Schematic of the molecular machinery mediating Ca²⁺-dependent synaptic vesicle release. A: the core fusion machinery comprises the SNARE/SM protein complex. It consists of the vesicular (v-)SNARE protein VAMP-2 (red), the plasma membrane (target, t) SNARE proteins syntaxin-1 (yellow), and SNAP-25 (green), Munc18–1 (gray), and the Ca²⁺-sensor synaptotagmin-1 (blue, on vesicle). Tethering of the synaptic vesicle to the active zone involves a plasmalemmal voltage-gated Ca²⁺ channel (VGCC) and an active zone protein complex consisting of RIM (violet), Munc13 (brown), and RIM-BP (purple). RIM binds to the vesicular rab proteins Rab3 and Rab27 (sea green).
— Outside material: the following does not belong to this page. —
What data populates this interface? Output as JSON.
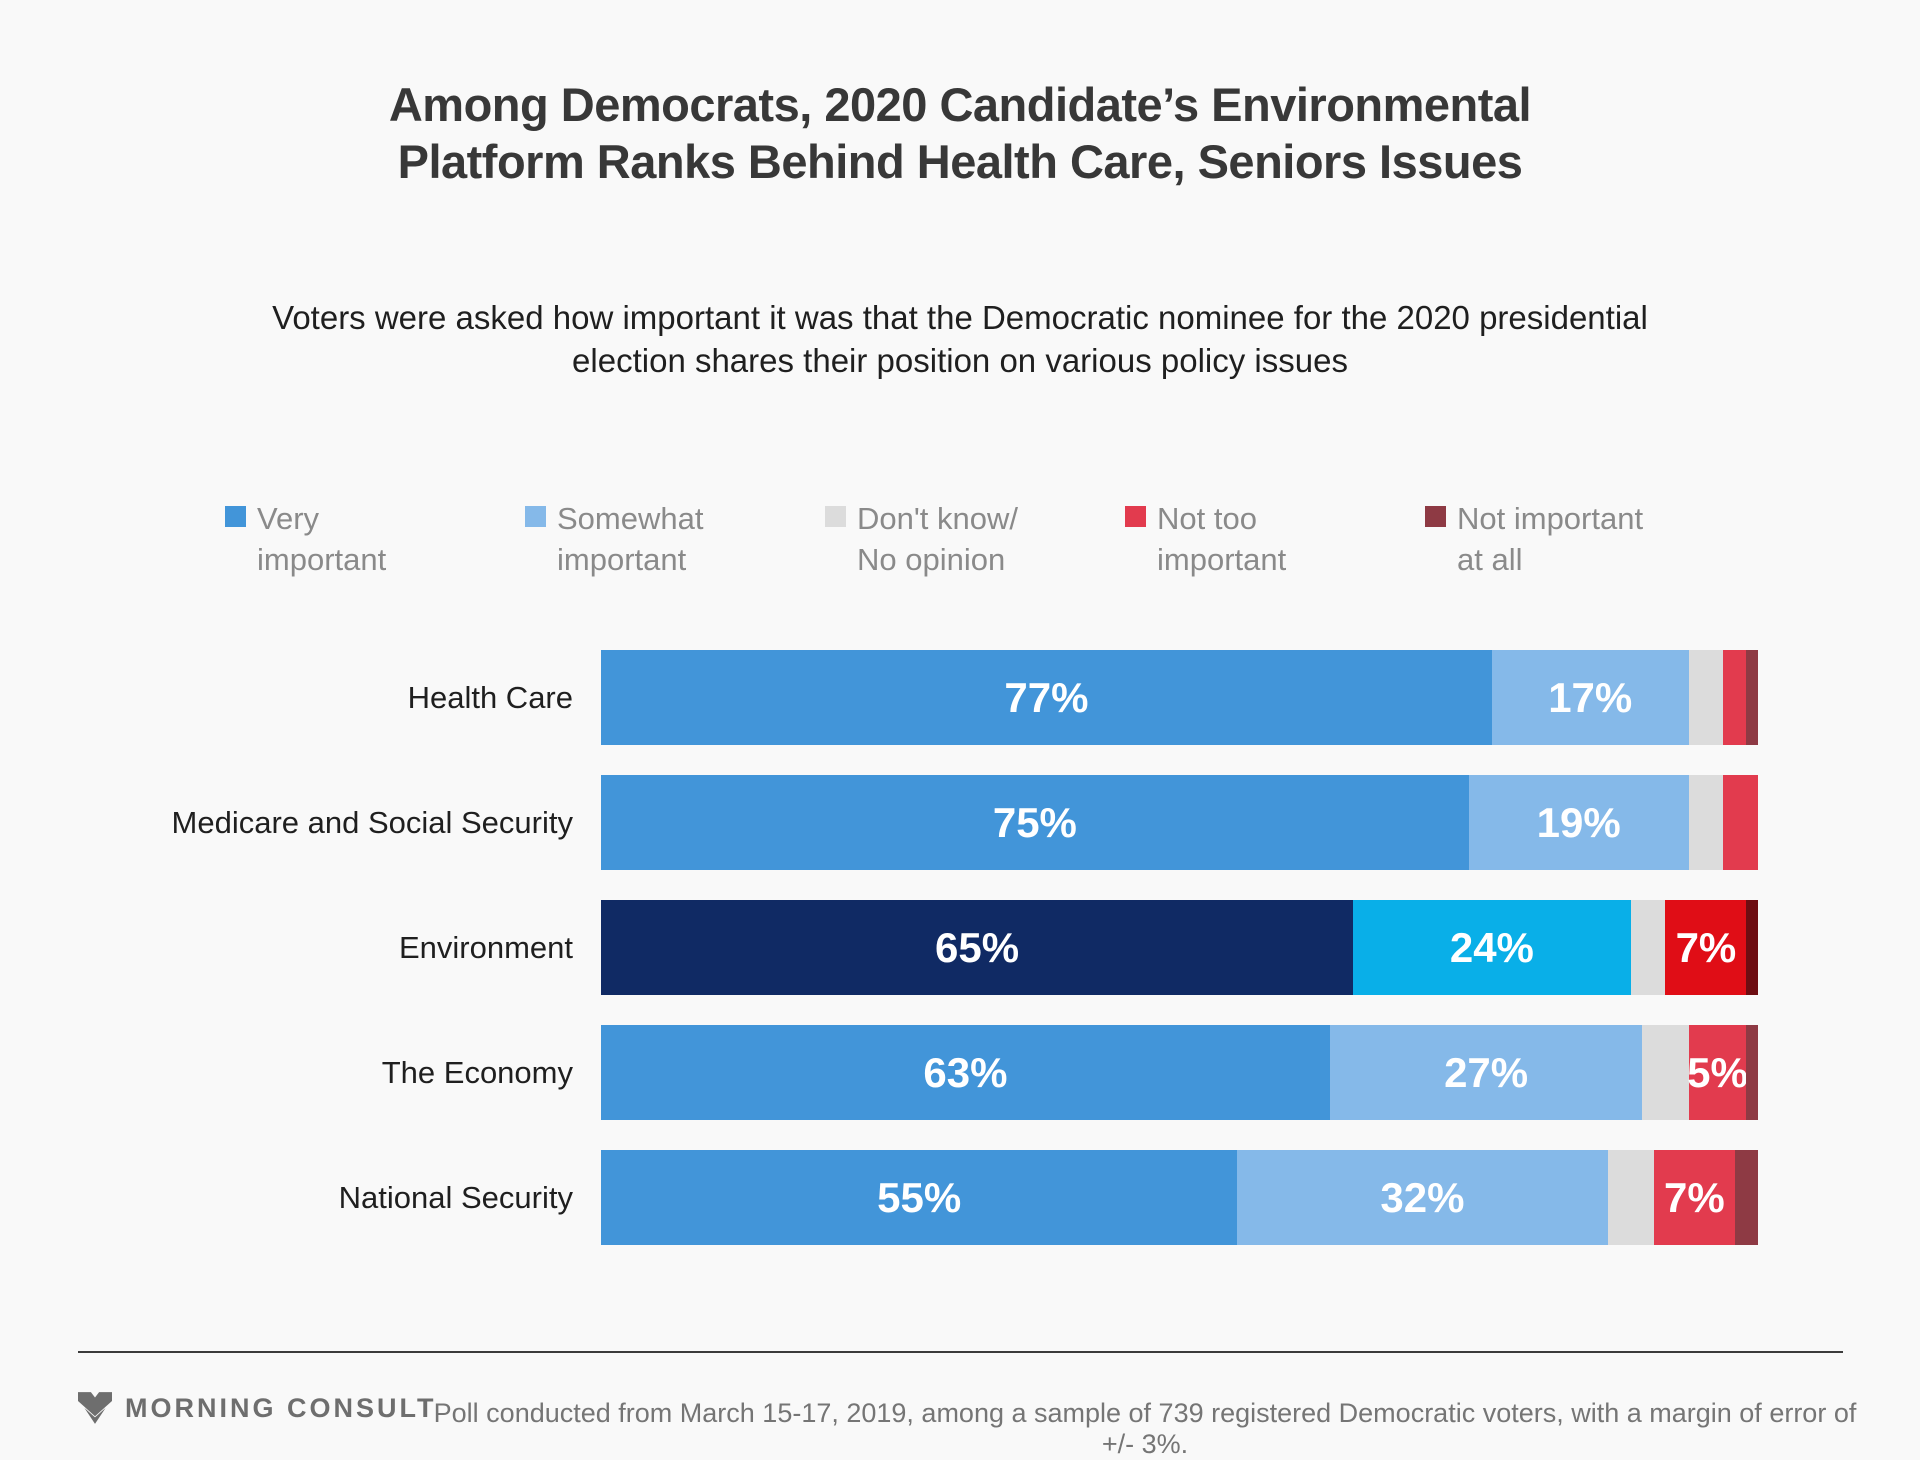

B: five stages of exocytosis are illustrated: i) tethering; ii) docking and assembly of a loose trans-SNARE complex; iii) the formation of a tight 4-helix or ternary SNARE complex, with one helix coming from syntaxin, two helices from SNAP-25 and one helix from VAMP-2. This process is stabilized by complexin; iv) Ca²⁺ binding to synaptotagmins results in displacement of complexin, completion of zippering, and fusion pore opening; and v) expansion of the fusion pore and release of the cargo (a dense core vesicle is shown rather than a clear synaptic vesicle). After fusion, the resulting cis-SNARE complexes (cis, in the same membrane; trans, in opposite membrane) are disassembled by the NSF/SNAP ATPases and recycled. Modulators of β-cell exocytosis and where they act are given in green (see sect. IX, A and B). [Modified from Südhof (652).]